The Mudcat Café TM
Thread #1263   Message #589196
Posted By: Malcolm Douglas
09-Nov-01 - 03:52 PM
Thread Name: ADD Versions: Plains of Waterloo
Subject: RE: Plains Of Waterloo
To amplify a bit on Dan Milner's post earlier on, that particular Plains of Waterloo turns up in a number of places, amongst which:

Frank Kidson's Traditional Tunes (1891) has a set obtained "from a country singer in Dumphriesshire", with tune.  Only four verses are given. Kidson commented:

"The above version of the ballad is said to be the composition of a Sergeant Grant of the 92nd regiment, who wrote it directly after the battle... it is the copy most frequently met with on broadsides, ...is reprinted in Logan's Pedlar's Pack of Ballads, and a similar version is given by Christie..." [Traditional Ballad Airs, 1876 and 1881].  He adds that the air he prints is quite dissimilar from Christie's.
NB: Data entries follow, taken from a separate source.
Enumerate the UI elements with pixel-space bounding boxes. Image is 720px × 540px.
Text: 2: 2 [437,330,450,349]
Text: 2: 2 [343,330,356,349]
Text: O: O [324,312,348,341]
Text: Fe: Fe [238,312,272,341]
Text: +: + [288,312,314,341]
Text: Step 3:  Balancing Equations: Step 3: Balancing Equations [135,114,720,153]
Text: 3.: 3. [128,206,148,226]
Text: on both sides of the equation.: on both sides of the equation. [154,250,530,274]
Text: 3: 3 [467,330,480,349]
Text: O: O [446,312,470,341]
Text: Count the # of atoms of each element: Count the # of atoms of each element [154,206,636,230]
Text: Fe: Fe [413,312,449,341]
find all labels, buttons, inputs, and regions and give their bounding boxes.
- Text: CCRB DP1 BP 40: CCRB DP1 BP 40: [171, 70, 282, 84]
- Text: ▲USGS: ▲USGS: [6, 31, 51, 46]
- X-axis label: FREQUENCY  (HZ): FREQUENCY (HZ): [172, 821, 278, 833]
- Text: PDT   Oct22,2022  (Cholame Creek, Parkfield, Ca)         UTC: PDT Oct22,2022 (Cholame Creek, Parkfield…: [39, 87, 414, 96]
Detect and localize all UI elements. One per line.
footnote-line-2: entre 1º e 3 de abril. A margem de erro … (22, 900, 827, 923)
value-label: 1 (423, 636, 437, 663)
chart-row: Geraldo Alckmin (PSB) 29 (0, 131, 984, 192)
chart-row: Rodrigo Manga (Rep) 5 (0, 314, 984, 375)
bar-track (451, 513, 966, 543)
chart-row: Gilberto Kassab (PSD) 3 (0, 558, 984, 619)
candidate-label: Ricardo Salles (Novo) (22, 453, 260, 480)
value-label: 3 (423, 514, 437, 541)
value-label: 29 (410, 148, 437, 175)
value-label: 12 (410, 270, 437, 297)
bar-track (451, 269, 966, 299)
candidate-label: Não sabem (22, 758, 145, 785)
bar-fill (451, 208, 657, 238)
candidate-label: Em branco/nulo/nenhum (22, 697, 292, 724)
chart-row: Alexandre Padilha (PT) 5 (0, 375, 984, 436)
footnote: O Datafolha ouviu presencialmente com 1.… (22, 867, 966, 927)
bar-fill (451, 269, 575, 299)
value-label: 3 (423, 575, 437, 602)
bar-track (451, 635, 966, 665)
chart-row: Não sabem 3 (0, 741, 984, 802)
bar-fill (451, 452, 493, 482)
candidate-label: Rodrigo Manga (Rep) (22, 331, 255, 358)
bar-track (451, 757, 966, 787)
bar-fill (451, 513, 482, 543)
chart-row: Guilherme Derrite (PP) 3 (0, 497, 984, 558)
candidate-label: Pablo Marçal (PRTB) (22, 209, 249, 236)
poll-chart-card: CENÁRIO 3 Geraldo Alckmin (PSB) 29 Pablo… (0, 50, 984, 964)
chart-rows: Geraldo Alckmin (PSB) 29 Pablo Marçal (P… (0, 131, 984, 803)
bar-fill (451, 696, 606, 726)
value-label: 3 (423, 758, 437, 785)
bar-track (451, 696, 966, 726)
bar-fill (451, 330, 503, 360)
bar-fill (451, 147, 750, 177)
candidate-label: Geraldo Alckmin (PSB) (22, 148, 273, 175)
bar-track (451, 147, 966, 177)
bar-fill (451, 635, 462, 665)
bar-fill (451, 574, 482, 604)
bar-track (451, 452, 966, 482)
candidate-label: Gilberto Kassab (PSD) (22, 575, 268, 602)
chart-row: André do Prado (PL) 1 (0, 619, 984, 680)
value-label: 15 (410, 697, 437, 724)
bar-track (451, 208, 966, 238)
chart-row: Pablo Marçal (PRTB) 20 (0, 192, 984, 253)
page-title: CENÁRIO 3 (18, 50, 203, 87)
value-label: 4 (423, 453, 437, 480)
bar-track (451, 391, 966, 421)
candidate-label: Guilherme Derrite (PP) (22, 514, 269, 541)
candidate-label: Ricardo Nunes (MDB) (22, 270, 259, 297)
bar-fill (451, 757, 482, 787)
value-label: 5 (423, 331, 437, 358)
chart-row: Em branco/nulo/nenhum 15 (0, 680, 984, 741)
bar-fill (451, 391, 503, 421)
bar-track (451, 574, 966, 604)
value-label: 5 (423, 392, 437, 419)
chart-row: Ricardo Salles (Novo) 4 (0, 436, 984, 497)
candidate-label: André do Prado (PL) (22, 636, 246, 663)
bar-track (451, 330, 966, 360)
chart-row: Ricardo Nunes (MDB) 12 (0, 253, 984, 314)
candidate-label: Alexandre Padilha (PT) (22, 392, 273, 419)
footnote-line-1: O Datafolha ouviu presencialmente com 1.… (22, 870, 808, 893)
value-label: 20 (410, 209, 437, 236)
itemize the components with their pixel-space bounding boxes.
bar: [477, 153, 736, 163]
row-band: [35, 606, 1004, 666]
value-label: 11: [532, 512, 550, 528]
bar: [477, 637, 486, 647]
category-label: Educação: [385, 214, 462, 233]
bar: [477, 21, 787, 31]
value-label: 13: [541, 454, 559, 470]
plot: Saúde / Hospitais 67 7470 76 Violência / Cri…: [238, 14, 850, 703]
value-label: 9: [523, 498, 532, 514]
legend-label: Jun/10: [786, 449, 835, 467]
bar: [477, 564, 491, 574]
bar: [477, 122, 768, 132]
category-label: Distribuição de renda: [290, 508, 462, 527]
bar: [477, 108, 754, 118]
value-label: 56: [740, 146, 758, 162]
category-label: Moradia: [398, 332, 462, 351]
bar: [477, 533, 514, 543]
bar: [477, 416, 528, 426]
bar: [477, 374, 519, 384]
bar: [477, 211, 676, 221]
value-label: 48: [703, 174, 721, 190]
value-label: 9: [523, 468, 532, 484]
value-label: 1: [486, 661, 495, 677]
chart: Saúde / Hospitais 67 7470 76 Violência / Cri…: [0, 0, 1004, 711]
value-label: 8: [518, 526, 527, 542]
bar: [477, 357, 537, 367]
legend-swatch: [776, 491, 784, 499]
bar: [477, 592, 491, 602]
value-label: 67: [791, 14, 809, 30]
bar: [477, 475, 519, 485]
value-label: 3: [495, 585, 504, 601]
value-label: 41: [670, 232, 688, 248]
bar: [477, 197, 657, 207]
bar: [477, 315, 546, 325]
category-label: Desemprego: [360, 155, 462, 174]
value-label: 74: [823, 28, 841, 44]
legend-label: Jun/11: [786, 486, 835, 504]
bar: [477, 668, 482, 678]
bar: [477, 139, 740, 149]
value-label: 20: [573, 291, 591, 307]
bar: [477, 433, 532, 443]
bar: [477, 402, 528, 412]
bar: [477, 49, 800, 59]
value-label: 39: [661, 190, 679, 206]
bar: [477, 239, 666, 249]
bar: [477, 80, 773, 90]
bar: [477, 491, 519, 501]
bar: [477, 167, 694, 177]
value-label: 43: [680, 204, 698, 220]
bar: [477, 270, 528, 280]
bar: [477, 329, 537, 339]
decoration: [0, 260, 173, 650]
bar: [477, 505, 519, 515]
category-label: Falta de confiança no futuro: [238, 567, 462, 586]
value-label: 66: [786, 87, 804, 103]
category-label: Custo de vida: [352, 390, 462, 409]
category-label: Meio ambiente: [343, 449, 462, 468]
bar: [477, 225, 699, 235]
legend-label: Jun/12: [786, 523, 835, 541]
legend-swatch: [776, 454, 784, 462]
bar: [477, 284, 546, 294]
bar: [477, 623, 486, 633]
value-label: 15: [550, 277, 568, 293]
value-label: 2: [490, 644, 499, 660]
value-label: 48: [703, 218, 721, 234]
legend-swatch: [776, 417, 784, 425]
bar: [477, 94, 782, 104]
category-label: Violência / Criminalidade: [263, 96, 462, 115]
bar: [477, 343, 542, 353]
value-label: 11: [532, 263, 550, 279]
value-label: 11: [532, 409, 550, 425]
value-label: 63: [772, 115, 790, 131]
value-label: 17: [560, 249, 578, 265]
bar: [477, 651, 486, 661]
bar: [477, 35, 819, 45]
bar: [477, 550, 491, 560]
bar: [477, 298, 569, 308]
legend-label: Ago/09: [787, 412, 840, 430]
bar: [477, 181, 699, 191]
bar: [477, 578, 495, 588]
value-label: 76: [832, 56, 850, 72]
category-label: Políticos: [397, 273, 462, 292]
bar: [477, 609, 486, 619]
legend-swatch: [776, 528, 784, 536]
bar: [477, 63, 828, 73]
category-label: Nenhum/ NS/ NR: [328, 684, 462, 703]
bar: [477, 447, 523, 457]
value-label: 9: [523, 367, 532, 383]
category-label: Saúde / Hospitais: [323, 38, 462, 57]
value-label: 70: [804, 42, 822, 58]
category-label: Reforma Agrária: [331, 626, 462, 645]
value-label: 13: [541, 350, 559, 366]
Ord, Bothy Songs & Ballads (1930) prints a 12-verse text (no tune) with an alternative final verse, about which he remarks "Half a century ago a version of this ballad was sung in the Feeing Markets of the North-east of Scotland."  Since the book was published posthumously, that would likely be in the 1870s.

The Grieg-Duncan Folk Song Collection (vol. I, 1981) has 8 texts and 7 tunes; these were collected in the early years of the 20th century, at least one having been learned by the singer "about 60 years ago from an old soldier".  Mr. Garioch's set was noted in 1907, so that would take us back to the the mid 19th. century.

The song has also been credited (cf. notes, Greig-Duncan) to "John Robertson, a bugler in the 92nd Highlanders" and "two soldiers of the Highland Brigade".  I wonder if anyone has researched these attributions?

None of these examples, incidentally, has a refrain.